On April 20, Eli Lilly announced a definitive agreement to acquire Kelonia Therapeutics for $3.25 billion upfront and up to $7 billion including milestones. The asset: a proprietary in vivo gene delivery platform that reprograms T-cells inside the body.
For the cell therapy manufacturing sector, this deal is a signal worth sitting with.
What Kelonia built
Kelonia’s core technology is iGPS®, an in vivo gene placement system that uses engineered lentiviral-based particles to enter T-cells directly inside the patient’s body and deliver CAR-T programming. The lead programme, KLN-1010, generates anti-BCMA CAR-T cells in vivo and targets multiple myeloma.
Current approved CAR-T therapies are ex vivo: you harvest T-cells from the patient, ship them to a manufacturing facility, engineer them, quality-test them, ship them back, and infuse them. The process takes weeks, costs hundreds of thousands of dollars per patient, and requires specialised CDMO infrastructure at every step.
Kelonia’s approach skips all of that. The viral vector is the factory. You infuse the patient once and the T-cells are programmed in place.
The manufacturing disruption thesis
If in vivo CAR-T works at scale, and that is still an if, it removes the manufacturing bottleneck that has constrained ex vivo cell therapy since the beginning.
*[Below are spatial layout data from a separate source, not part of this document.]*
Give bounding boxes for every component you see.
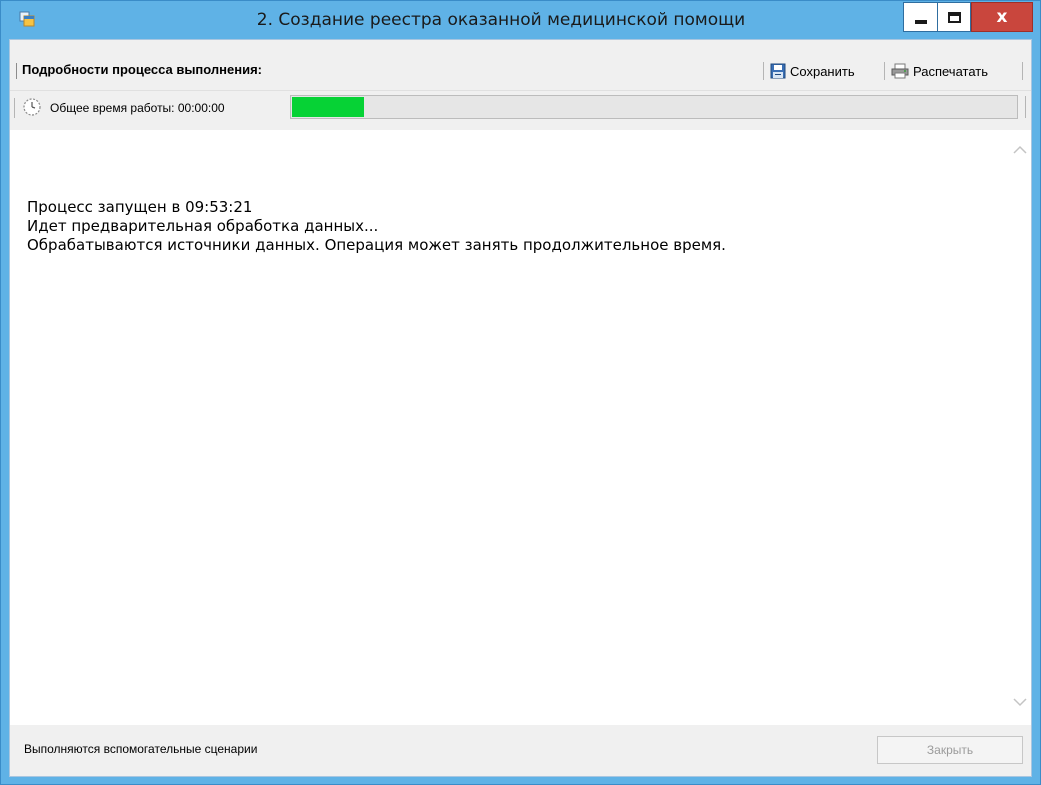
save-button-label: Сохранить xyxy=(790,63,855,79)
status-separator xyxy=(14,98,15,118)
scroll-down-icon[interactable] xyxy=(1012,692,1028,711)
minimize-button[interactable] xyxy=(903,2,937,32)
toolbar-separator xyxy=(1022,62,1023,80)
close-button[interactable]: Закрыть xyxy=(877,736,1023,764)
title-bar[interactable]: 2. Создание реестра оказанной медицинско… xyxy=(1,1,1040,39)
window-title: 2. Создание реестра оказанной медицинско… xyxy=(256,10,746,30)
close-icon: x xyxy=(996,7,1008,27)
toolbar-title: Подробности процесса выполнения: xyxy=(22,62,263,77)
log-output-area[interactable]: Процесс запущен в 09:53:21 Идет предварит… xyxy=(10,130,1031,725)
save-button[interactable]: Сохранить xyxy=(770,60,855,82)
scroll-up-icon[interactable] xyxy=(1012,140,1028,159)
elapsed-time-label: Общее время работы: 00:00:00 xyxy=(50,101,225,115)
log-line: Идет предварительная обработка данных... xyxy=(27,217,379,235)
printer-icon xyxy=(891,63,909,79)
client-area: Подробности процесса выполнения: Сохрани… xyxy=(9,39,1032,777)
clock-icon xyxy=(22,97,42,121)
toolbar-separator xyxy=(763,62,764,80)
status-separator xyxy=(1025,96,1026,118)
progress-bar xyxy=(290,95,1018,119)
app-window-icon xyxy=(19,11,35,27)
close-window-button[interactable]: x xyxy=(971,2,1033,32)
footer-bar: Выполняются вспомогательные сценарии Зак… xyxy=(10,725,1031,776)
log-line: Процесс запущен в 09:53:21 xyxy=(27,198,253,216)
print-button[interactable]: Распечатать xyxy=(891,60,988,82)
footer-status-text: Выполняются вспомогательные сценарии xyxy=(24,742,258,756)
toolbar-separator xyxy=(884,62,885,80)
print-button-label: Распечатать xyxy=(913,63,989,79)
progress-bar-fill xyxy=(292,97,364,117)
toolbar-separator xyxy=(16,63,17,79)
toolbar: Подробности процесса выполнения: Сохрани… xyxy=(10,40,1031,90)
log-line: Обрабатываются источники данных. Операци… xyxy=(27,236,726,254)
floppy-disk-icon xyxy=(770,63,786,79)
maximize-button[interactable] xyxy=(937,2,971,32)
dialog-window: 2. Создание реестра оказанной медицинско… xyxy=(0,0,1041,785)
maximize-icon xyxy=(947,11,961,23)
minimize-icon xyxy=(914,20,927,24)
log-lines: Процесс запущен в 09:53:21 Идет предварит… xyxy=(27,198,726,255)
progress-row: Общее время работы: 00:00:00 xyxy=(10,90,1031,122)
No apheresis scheduling. No vein-to-vein time. No CDMO capacity crunch. No cold-chain logistics for personalised cell products.
That is potentially very bad for the ex vivo cell therapy manufacturing industry, CDMOs, bioreactor suppliers, closed-system bioprocessing companies, and very good for viral vector manufacturers who produce the in vivo delivery agents.
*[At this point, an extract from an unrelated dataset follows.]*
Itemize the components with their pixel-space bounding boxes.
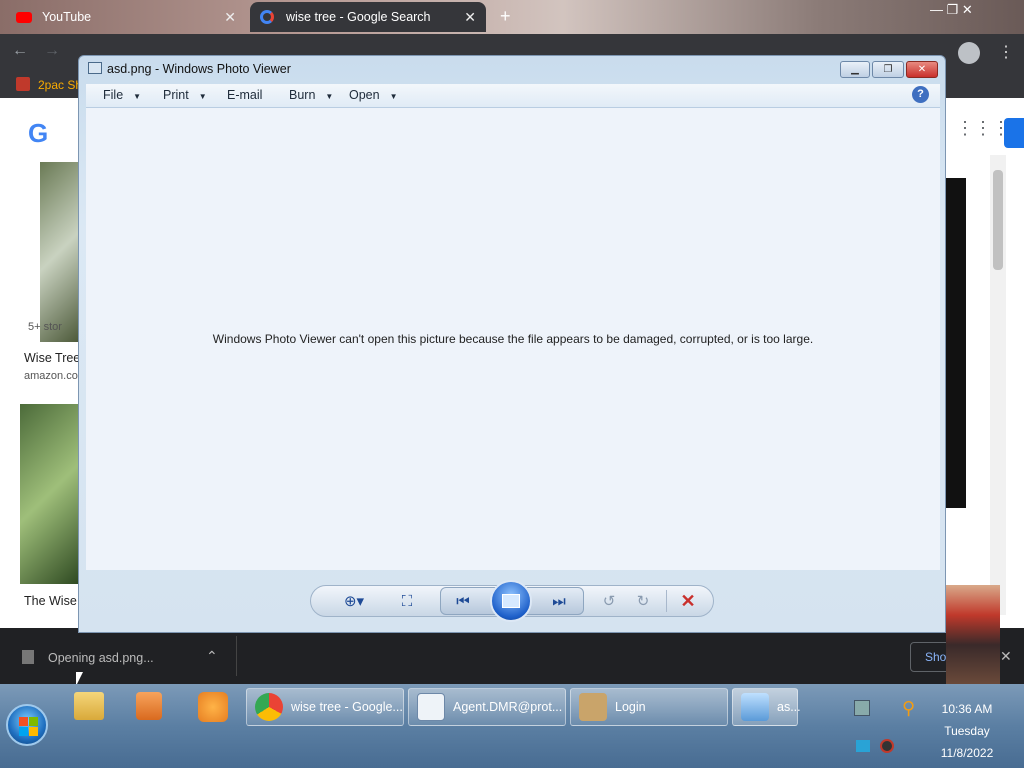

Lilly paying $3.25 billion upfront for an early-clinical-stage company is a statement of conviction that this disruption is coming. It follows a similar bet Lilly made with another in vivo CAR-T company, suggesting a deliberate strategic accumulation of this technology.
The biofabrication read
In vivo cell reprogramming validates the broader living-medicine thesis, the idea that biological programming can be delivered as a drug, without external manufacturing of living cells. Companies building at the biofabrication–cell-therapy intersection should be tracking this closely: the commercial case for ex vivo manufacturing is strong today, but the competitive pressure from in vivo approaches will intensify as clinical data accumulates.